Despite the IDA’s public-sector status, O’Leary is keen to point out his staff have targets to meet every quarter. He even has a “blue space” team targeting emerging areas of business. He himself is constantly on the move. This year he has already spent three weeks in the US, and will spend next week there as well. He has made two visits to Germany and plans three trips to Asia before year end.

“Face time” with clients is the most important thing for his agency. “You don’t get 100 clients to come to a dinner and have meaningful interaction. Our business has always been one-to-one dealing with key executives.”

What would make the job even more challenging would be a change in Ireland’s low corporate tax rate regime, which is a target of many in Europe. “The 12.5 per cent corporation tax rate is exceptionally important. It’s a brand Ireland has traded on for many, many years and, above all, the certainty that brought. Disproportionately Ireland has way more direct investment than its competitors, so it’s very important.”

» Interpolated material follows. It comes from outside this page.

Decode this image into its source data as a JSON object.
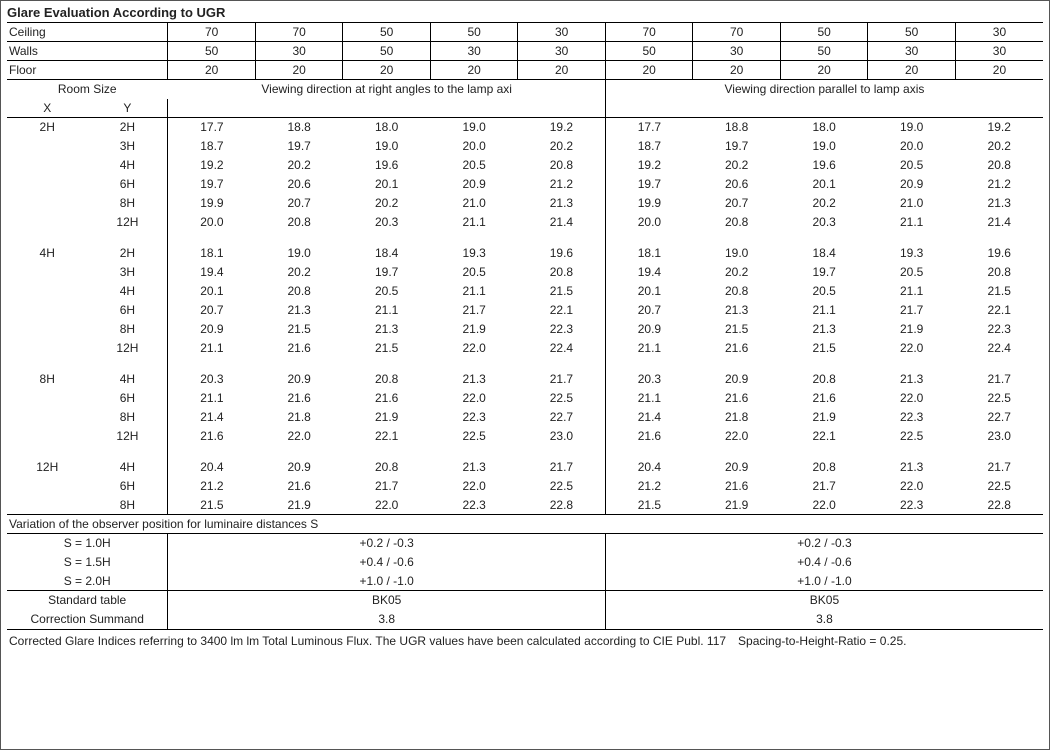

O’Leary says it is one of a mix of factors that makes Ireland attractive, but admits he would like to see the debate move on.

“How many times do you have to say we are not for turning?”

ON THE RECORD

Name: Barry O'Leary

Age: 60

Job: Chief executive, IDA Ireland

Background: An industrial engineer by training he did stints with Nestlé and the Smurfit group before joining the IDA in the late 1970s. He worked for the agency in Munich, Cologne, Dusseldorf and Frankfurt, before returning to Dublin in 2002 as IDA's director of Europe. He was appointed chief executive in 2008.

Family: Married with two sons.

Interests: Sport, Italian cooking, walking, holidaying in Ireland.